Attorney General Eric Holder (Larry Downing/Reuters)
While Florida's voter purge, and the Department of Justice's intervention in it has dominated the news this week, there have been other developments in the War on Voting and in the fight against it.
Highlighting that fight is the Congressional Black Caucus, which has teamed up with African-American ministers in an interfaith summit that included "panels on the state of voting rights, protecting a church's tax exempt status and energizing constituents and congregants to vote." The summit was organized to inform and strategize in response to the plethora of new, discriminatory voter suppression laws.

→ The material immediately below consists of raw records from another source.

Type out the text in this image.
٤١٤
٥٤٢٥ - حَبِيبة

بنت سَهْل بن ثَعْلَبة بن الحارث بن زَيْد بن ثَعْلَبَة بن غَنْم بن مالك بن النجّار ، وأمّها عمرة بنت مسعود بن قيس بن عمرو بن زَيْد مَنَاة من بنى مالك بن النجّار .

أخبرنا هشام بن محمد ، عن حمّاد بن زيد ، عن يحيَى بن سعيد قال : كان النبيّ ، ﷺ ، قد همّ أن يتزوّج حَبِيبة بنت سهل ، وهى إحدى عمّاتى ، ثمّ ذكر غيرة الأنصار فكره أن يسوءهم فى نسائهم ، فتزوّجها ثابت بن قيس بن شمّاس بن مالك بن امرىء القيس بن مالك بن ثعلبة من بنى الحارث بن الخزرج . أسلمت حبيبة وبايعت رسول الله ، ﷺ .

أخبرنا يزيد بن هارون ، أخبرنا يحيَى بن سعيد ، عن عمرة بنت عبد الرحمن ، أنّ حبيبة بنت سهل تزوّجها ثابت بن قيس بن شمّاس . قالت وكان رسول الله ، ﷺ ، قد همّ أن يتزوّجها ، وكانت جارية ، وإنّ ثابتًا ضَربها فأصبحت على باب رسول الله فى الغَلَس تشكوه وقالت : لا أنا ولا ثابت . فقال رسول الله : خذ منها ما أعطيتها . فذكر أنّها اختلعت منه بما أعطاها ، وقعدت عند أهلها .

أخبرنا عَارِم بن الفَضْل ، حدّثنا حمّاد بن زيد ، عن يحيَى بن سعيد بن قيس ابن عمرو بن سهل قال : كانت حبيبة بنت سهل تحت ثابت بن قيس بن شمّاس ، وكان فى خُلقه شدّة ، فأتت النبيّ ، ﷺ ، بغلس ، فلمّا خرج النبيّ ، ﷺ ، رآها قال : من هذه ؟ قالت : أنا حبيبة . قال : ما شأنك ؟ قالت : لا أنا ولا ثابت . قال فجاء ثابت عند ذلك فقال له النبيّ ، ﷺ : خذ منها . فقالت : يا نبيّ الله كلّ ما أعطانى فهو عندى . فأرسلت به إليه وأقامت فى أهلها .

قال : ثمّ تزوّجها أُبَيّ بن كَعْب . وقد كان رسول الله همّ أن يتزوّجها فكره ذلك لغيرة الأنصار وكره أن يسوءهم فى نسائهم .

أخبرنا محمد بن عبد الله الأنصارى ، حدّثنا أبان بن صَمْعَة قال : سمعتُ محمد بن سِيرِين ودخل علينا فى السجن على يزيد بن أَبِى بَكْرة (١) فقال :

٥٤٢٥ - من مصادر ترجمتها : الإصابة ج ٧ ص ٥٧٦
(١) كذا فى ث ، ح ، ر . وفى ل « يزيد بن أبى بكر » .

“We will have attorneys there who are well-equipped to provide the guidance to the clergy members,” said Rep. Emanuel Cleaver, D-Mo., the Congressional Black Caucus chair and a United Methodist pastor. “They will understand, before they leave, about some of the new laws in certain states designed – as we interpret them – to reduce the turnout. The day is over when they could just stand in the pulpit and say ‘Go vote. It’s your duty.’ They’ve got to now be equipped with some sophisticated information to help inspire a turnout and protect parishioners from some of the schemes that are out there.”
They also had Attorney General Eric Holder, who gave the
keynote address.
Our efforts honor the generations who have taken extraordinary risks, and willingly confronted hatred, bias, and ignorance—as well as billy clubs and fire hoses, bullets and bombs—to ensure that their children, and all citizens, would have the chance to participate in the work of their government. And our efforts reflect the fact that the right to vote is not only the cornerstone of our system of government, it is—and always has been—the lifeblood of our democracy. In fact, no force has proved more powerful—or more integral to the success of the great American experiment—than efforts to expand the franchise.
Despite this history, and despite our nation’s long tradition of extending voting rights—to non-property owners and women, to people of color and Native Americans, and to younger Americans—today, a growing number of our fellow citizens are worried about the same disparities, divisions, and problems that—nearly five decades ago—so many fought to address. In my travels across this country, I’ve heard a consistent drumbeat of concern from citizens, who—often for the first time in their lives—now have reason to believe that we are failing to live up to one of our nation’s most noble ideals; and that some of the achievements that defined the civil rights movement now hang in the balance.
[Y]ou have a critical responsibility to help identify and implement the most effective ways to safeguard the “most basic” of all American rights. You have a thoughtful voice to add to discussions about voting access—what the struggle for freedom has long been about ensuring: the opportunity for citizens to voice their opinions, and—through the casting of their ballots—to signal their priorities and shape their own futures. Since its earliest days, the American people have worked and fought for such a system. And, now, with each of us—this fight goes on. The progress we hold dear is in our hands. And the democracy we hold sacred is our responsibility to carry forward.
AG Holder followed through on those sentiments this week, when his department intervened to stop Florida from taking the vote away from potentially thousands of citizens. It's obviously going to be a long fight.
For more of the week's news, make the jump below the fold.
In other news:
- Justice continues in Maryland where the political consultant behind a black voter suppression effort in the 2010 election for governor was ordered to pay $1 million.
"Voter suppression in Maryland will not be tolerated," Attorney General Douglas F. Gansler said in a statement. "The court's opinion and damages award will hopefully make political consultants think twice before using these types of illegal dirty tricks again."
It probably won't stop Republicans from illegal efforts to suppress the vote, but it's still good to see justice done.
- In California, the Department of Justice and the state came to an agreement to "ensure that military service-members, their family members and U.S. citizens living overseas have the opportunity to participate fully in California’s June 5, 2012, federal primary election." The beleaguered state had failed to send absentee ballots overseas in time for the primary. With this agreement, those voters will have the chance to cast their primary ballots.
- Last week in Pennsylvania, Gov. Tom Corbett is made it ever so slightly easier to get a state photo identification card. Now Pennsylvanians won't have to come up with their birth certificate, as long as the state can verify the birth record. The wrinkle in this? You had to be born in Pennsylvania to benefit from the "easier" system.
Instead of having to locate their original birth certificates or pay $10 to apply for an official copy, would-be voters who were born in Pennsylvania will now be able to ask PennDot to verify their birth from state health records, without paying a fee to buy a new birth certificate.
But the procedure helps only people born in Pennsylvania, not citizens born in other states or in other countries.
Plus, it will require an extra trip to one of PennDOT's driver's license centers to pick up a nondriver identification card, once the voter's birth is authenticated.
The new voter ID law has been challenged by the ACLU, and the hearing scheduled to begin July 25.